15 June 2026
Articles Series
Non-solicitation and non-hire agreements (“no-poach” agreements) between companies can pose antitrust risks and may result in substantial fines, among other consequences. This applies regardless of whether the companies are competitors in terms of services or products.
In non-solicitation agreements, companies agree not to actively approach each other’s employees with job offers. Non-hire agreements go even further: one party commits not to hire employees of the other party—even if they apply on their own initiative.
Such agreements are increasingly coming under the scrutiny of competition authorities because they restrict competition in the labor markets.

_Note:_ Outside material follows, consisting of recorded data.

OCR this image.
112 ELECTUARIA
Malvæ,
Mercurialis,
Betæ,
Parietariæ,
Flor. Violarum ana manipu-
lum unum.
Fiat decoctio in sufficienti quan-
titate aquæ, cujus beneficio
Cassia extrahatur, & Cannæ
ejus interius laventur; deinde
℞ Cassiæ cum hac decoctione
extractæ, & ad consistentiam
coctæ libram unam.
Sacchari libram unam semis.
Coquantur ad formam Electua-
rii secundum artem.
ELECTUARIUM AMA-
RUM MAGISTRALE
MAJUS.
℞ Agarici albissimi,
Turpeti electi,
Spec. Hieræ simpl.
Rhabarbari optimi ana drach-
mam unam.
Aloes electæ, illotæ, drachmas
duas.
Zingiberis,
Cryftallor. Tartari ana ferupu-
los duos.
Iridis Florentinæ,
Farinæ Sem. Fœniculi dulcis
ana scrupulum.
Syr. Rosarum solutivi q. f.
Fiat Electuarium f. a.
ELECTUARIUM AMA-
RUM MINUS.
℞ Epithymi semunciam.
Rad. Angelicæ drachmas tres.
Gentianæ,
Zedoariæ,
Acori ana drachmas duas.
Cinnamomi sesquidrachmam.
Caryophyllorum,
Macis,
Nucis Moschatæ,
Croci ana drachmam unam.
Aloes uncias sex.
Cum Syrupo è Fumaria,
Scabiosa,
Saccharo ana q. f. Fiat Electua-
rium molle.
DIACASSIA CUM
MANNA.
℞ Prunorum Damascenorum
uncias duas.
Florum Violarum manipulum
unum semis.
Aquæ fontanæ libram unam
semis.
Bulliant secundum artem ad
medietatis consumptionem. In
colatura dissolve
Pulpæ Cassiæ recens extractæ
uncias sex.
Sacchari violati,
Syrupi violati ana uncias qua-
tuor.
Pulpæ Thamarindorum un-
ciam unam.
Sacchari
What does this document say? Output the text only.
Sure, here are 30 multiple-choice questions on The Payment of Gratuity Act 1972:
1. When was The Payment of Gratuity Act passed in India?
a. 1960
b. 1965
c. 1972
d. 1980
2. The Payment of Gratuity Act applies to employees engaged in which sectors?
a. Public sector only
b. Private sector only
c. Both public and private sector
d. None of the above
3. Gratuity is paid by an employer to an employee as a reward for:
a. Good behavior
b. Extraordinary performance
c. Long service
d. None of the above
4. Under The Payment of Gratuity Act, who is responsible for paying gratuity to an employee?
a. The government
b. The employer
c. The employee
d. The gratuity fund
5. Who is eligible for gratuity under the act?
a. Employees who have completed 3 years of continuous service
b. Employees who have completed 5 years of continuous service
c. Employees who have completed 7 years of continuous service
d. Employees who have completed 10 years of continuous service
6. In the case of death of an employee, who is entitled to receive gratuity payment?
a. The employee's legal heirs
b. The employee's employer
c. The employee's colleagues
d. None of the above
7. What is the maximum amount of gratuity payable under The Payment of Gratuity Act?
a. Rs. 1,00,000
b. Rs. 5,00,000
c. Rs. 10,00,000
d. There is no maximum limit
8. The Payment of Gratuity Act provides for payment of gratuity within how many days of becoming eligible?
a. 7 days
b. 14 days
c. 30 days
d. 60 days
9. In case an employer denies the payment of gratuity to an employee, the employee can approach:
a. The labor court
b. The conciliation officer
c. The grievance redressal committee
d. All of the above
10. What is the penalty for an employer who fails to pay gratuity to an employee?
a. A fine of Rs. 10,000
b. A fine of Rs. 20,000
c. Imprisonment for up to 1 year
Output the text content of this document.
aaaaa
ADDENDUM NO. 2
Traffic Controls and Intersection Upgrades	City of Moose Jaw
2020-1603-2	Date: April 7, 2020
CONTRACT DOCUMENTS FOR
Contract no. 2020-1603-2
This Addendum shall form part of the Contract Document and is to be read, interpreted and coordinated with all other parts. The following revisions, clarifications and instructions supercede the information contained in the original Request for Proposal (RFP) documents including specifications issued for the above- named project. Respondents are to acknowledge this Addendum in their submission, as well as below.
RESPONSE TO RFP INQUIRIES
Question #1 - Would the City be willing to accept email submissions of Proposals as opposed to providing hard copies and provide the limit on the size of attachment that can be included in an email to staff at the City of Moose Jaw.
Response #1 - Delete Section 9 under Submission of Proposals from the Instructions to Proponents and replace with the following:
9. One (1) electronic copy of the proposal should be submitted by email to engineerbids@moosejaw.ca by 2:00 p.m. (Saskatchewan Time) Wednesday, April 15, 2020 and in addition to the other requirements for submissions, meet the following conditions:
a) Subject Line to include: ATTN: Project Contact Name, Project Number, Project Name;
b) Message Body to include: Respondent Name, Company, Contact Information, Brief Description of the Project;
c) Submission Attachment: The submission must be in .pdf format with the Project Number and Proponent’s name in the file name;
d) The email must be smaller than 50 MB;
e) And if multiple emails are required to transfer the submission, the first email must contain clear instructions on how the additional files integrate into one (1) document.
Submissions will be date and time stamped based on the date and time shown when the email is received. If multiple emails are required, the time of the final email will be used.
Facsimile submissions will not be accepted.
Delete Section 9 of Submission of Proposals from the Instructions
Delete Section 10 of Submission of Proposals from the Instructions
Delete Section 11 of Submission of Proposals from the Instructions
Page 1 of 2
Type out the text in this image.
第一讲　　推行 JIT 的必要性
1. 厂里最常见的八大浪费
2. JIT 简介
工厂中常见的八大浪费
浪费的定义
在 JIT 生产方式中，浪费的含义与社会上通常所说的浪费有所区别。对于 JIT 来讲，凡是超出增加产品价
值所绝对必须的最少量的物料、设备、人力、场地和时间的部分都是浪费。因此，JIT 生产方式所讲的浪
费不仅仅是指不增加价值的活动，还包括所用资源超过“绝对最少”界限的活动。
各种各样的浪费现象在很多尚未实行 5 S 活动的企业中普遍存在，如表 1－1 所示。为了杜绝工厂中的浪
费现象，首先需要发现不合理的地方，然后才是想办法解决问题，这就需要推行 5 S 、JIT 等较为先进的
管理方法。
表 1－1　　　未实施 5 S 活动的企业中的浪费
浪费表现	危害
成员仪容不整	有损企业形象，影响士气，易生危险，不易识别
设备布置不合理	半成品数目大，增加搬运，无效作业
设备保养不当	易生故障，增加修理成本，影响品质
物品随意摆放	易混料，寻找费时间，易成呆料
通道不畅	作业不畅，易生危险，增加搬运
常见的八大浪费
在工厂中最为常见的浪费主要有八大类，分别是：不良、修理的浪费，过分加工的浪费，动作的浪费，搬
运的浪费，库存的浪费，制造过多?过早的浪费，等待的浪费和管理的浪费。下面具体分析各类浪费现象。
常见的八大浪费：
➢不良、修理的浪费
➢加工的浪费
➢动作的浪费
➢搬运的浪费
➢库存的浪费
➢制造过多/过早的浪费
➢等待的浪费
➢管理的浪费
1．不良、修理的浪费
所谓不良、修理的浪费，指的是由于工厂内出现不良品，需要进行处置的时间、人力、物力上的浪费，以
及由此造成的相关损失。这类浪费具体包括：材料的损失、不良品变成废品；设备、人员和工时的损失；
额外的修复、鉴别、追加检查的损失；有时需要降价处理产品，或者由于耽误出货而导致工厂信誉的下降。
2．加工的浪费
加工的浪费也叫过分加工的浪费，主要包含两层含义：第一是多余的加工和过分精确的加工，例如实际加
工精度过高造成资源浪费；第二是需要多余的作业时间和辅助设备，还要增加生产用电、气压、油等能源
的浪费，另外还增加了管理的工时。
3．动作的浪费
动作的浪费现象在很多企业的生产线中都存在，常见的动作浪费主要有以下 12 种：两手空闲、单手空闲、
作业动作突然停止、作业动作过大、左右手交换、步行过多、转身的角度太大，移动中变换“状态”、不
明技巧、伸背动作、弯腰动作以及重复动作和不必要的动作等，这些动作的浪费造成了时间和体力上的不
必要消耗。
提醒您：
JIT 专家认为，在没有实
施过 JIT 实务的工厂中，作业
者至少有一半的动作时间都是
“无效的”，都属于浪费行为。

In most cases, they are considered restrictions of competition by object. Among other things, the European Court of Justice (ECJ) recently dealt with a question referred regarding “no-poach” agreements between professional football clubs during the COVID-19 pandemic.
Under competition law, such agreements are permissible only in a few exceptional cases and within very narrow limits. Relevant factors include: In what context do they take place? Is the primary purpose (e.g., a corporate acquisition, joint venture, or supply relationship) neutral under competition law? Is the agreement an objectively necessary ancillary restraint? Is the principle of necessity also met in terms of personnel, duration, subject matter, and geographical scope? Are there less restrictive alternatives?
Therefore, no agreements should be made with other companies regarding the mutual waiver of poaching or hiring employees without careful review.